Two that look like screaming buys right now are Taiwan Semiconductor Manufacturing (NYSE: TSM) and Alphabet (NASDAQ: GOOG) (NASDAQ: GOOGL). Each of these stocks is so cheap right now that investors cannot afford to miss out on the deals the market is offering.
At first glance, Taiwan Semiconductor appears to be an odd pick. President Donald Trump specifically targeted Taiwan with a 32% tariff rate, which could hurt Taiwan Semi since most of the chips it makes are produced in Taiwan. That rate has now dropped to 10% to all countries across the board. However, that ignores a huge piece of information in the tariffs: Semiconductors are exempt. This is a key point that many investors are missing, making Taiwan Semi an intriguing buy right now.
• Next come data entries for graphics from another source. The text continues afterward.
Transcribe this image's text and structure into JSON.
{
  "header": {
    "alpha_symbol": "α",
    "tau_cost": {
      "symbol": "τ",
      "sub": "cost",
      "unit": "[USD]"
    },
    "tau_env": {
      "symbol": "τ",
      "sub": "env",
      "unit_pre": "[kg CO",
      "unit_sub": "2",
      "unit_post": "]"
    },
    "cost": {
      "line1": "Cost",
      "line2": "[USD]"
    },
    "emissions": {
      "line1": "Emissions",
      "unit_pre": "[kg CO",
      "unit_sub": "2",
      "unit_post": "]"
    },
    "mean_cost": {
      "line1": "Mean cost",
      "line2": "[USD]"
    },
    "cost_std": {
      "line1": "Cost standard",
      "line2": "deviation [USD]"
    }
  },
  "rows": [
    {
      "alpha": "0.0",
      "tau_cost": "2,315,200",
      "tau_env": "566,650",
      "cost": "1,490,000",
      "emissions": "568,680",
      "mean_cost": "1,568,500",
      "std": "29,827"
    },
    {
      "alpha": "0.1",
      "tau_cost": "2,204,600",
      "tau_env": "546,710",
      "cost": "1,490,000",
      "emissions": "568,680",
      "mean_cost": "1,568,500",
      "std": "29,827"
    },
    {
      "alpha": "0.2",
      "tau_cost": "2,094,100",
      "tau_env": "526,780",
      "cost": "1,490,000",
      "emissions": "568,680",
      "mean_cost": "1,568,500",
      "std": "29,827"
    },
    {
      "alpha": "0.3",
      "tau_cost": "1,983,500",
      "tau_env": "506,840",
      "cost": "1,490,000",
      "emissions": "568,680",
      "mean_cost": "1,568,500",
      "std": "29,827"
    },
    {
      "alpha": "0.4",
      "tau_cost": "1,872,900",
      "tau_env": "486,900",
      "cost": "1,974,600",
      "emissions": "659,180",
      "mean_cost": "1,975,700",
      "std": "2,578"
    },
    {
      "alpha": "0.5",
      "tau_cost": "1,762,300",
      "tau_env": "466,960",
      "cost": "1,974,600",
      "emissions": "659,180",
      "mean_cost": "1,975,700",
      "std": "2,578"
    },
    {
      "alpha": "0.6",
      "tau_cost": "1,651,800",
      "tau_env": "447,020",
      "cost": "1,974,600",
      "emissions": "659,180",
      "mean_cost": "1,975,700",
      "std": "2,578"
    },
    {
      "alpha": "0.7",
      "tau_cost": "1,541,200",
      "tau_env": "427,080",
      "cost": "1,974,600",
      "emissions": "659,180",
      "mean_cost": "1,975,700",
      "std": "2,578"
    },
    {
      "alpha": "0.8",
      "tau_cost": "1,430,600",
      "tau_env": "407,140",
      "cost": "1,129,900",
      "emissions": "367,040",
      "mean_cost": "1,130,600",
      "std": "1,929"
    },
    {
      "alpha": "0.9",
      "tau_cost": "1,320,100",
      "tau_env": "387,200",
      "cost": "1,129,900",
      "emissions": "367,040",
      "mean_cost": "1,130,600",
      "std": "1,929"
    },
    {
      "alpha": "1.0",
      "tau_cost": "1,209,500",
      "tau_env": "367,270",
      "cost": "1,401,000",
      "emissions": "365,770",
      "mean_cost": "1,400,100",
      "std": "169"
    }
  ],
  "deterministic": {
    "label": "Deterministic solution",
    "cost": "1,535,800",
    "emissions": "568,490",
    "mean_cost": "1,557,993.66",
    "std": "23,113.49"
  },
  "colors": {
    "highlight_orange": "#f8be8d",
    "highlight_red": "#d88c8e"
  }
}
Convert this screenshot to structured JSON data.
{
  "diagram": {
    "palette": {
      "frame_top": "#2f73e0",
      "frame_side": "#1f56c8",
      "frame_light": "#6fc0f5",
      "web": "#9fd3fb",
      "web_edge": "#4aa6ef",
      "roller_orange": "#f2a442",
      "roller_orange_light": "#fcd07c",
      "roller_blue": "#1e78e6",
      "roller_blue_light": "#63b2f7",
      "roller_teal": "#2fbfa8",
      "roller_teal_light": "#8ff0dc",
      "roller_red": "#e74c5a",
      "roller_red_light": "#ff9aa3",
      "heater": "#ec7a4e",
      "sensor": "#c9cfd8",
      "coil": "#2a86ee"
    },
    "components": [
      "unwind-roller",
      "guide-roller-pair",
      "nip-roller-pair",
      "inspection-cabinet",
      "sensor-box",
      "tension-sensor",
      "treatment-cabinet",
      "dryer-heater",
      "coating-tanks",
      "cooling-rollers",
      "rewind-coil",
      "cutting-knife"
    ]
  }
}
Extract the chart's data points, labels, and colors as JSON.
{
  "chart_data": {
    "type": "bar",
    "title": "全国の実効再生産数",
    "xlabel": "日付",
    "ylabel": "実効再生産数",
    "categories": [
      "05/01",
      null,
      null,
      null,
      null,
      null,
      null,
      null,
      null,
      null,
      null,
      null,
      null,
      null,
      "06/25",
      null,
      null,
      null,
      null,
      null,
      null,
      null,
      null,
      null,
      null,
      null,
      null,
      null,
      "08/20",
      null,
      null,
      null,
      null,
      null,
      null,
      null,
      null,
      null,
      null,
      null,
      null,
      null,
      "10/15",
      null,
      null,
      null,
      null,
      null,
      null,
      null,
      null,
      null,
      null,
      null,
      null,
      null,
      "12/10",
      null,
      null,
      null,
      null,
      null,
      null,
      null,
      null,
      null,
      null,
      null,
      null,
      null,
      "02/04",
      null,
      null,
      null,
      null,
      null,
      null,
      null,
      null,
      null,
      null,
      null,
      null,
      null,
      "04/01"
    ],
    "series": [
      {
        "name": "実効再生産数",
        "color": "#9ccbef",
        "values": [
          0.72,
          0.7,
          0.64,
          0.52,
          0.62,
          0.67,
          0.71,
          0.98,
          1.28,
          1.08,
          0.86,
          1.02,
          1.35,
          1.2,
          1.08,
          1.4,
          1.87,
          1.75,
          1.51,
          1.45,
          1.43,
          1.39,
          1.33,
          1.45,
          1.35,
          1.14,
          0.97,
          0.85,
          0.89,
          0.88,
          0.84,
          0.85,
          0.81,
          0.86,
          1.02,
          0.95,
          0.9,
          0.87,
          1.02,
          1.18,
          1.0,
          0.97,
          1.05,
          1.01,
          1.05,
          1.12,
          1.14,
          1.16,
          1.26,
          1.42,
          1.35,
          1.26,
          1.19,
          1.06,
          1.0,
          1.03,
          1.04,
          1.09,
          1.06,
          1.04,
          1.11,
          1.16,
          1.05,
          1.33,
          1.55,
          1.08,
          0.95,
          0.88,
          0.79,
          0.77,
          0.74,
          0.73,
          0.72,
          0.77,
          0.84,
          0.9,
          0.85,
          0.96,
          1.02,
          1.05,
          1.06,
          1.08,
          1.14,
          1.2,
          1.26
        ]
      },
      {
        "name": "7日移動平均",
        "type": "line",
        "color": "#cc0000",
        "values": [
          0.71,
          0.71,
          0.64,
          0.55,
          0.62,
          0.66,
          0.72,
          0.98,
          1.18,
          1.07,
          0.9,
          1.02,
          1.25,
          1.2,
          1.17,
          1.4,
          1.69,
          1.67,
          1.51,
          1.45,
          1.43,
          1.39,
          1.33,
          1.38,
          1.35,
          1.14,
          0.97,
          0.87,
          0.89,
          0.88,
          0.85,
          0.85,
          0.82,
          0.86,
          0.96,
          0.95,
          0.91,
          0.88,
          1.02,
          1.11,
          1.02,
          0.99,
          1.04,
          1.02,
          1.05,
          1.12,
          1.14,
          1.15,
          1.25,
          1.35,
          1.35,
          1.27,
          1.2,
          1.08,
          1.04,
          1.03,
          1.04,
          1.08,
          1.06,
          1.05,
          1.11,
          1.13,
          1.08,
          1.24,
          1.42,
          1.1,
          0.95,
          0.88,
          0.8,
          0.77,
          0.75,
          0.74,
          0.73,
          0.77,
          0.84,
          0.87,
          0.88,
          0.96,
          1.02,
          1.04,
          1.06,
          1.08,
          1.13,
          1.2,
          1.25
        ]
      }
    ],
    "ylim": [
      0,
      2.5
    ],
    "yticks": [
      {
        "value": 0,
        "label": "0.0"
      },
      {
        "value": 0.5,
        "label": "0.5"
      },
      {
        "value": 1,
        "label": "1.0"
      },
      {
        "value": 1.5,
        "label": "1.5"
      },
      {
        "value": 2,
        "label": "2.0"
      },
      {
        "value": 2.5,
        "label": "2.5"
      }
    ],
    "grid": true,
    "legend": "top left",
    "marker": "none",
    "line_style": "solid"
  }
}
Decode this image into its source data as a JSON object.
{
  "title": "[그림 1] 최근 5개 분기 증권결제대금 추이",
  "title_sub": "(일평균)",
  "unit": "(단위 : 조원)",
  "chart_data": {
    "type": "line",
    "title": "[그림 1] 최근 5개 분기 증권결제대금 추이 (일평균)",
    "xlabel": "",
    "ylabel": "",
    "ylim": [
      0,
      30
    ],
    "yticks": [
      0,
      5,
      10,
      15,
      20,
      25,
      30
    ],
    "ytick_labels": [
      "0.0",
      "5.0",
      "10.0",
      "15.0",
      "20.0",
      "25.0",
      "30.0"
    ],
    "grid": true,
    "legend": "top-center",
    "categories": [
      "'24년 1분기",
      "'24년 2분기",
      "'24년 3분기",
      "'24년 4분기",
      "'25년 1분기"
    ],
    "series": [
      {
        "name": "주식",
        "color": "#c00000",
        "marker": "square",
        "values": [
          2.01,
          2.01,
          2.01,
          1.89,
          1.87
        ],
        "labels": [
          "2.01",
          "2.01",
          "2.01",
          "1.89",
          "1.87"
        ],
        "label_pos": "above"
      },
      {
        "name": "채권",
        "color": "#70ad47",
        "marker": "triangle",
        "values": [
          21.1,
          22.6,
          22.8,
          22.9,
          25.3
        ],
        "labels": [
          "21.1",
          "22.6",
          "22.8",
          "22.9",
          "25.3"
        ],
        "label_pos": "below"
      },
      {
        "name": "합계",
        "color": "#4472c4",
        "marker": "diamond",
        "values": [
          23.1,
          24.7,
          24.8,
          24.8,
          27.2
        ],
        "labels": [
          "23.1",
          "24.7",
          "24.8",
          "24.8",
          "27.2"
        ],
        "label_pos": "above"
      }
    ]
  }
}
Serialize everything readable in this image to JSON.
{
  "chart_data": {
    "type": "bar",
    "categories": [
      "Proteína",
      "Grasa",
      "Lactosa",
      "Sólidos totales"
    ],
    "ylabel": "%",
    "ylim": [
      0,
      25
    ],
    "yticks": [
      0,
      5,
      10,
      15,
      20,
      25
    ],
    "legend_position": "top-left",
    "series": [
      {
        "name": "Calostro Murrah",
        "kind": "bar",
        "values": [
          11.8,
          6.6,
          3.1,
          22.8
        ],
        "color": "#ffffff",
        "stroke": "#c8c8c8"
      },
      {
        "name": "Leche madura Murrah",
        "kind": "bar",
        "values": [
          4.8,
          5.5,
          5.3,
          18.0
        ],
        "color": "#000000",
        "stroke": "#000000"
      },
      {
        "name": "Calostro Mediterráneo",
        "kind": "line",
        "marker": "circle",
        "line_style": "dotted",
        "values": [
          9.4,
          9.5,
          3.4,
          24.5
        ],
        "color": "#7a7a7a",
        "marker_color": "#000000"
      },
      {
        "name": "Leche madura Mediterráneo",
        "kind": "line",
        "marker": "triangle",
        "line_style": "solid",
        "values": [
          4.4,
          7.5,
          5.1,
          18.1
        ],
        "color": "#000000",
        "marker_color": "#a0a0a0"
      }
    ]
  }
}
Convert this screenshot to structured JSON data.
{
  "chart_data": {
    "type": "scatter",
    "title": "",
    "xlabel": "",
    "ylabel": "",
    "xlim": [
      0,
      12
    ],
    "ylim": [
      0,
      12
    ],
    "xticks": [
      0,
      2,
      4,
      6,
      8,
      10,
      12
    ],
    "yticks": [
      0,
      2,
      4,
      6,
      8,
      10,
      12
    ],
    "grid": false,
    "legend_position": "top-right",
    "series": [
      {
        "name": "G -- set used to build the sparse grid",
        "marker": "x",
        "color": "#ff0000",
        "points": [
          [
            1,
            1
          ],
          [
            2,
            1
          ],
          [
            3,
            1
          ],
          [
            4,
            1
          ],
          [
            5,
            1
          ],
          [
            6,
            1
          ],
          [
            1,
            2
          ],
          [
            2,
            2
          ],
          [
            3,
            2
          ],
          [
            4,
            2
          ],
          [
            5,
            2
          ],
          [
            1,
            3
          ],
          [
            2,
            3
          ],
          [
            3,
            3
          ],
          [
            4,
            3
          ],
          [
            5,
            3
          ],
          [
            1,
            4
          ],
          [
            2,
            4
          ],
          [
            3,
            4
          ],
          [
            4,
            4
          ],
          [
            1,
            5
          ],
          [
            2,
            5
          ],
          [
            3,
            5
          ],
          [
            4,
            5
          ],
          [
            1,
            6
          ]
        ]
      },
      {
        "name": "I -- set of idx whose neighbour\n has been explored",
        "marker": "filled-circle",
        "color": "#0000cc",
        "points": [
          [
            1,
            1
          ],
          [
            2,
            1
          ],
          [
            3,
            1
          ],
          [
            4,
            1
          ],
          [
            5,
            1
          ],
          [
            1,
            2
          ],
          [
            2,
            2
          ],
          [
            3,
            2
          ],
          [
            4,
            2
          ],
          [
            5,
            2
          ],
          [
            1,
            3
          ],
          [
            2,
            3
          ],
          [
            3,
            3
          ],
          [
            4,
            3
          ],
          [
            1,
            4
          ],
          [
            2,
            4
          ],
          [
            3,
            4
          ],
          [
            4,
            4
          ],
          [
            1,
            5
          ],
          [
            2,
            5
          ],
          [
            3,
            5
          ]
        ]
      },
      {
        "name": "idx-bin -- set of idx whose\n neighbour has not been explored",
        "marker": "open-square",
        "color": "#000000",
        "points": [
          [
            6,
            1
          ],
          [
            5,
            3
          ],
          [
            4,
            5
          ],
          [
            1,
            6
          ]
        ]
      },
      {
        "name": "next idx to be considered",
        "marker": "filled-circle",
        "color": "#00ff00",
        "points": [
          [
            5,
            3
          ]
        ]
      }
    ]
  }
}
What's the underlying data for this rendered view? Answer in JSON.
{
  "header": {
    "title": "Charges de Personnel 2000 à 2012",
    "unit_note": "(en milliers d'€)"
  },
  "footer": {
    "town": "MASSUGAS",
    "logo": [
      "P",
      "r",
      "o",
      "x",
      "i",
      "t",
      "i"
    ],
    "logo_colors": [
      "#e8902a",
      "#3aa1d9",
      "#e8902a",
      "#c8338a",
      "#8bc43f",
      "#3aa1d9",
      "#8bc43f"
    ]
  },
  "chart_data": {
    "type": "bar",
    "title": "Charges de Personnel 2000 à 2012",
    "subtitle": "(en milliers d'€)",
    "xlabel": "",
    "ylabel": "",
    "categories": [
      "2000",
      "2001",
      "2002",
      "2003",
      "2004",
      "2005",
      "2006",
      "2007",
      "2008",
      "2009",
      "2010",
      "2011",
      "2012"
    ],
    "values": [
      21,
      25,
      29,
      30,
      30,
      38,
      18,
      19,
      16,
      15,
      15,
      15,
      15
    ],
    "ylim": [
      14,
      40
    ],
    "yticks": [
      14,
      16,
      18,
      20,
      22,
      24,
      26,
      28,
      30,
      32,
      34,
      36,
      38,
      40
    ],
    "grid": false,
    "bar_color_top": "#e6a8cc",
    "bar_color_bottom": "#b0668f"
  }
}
Another factor that could keep Taiwan Semiconductor off of Trump’s list of targeted companies is that it’s actively working to build new production facilities in the U.S. TSMC recently announced a $100 billion investment in U.S. chip manufacturing facilities, which will include three fabrication facilities, two packaging centers, and one research and development (R&D) facility. That’s big news for TSMC, and it’s exactly what Trump wants: to move more manufacturing capabilities inside the U.S.
Still, there’s fear that a weaker consumer could hurt TSMC’s business, as some of its chips are used in consumer-facing products like smartphones or vehicles. While this demand will likely dip, it’s bound to be outweighed by massive growth in AI chip demand. Over the next five years, management projects that artificial intelligence (AI)-related revenue will increase at a 45% compound annual growth rate (CAGR). Overall, it expects its total revenue to grow at a 20% CAGR, indicating that the company will be fine.
Investors will hear more commentary on how tariffs will affect Taiwan Semi’s demand during its Q1 conference call on April 17, but there’s no reason to doubt the stock as much as the market does right now. Following the sell-off, Taiwan Semi’s stock now trades for less than 18 times forward earnings.
That’s an incredibly cheap price for one of the world’s most important companies, especially when you consider its growth and ability to sidestep tariffs. With how cheap the stock is right now, I think it’s one that investors can’t afford to miss out on, and they should be buying up shares left and right at today’s prices.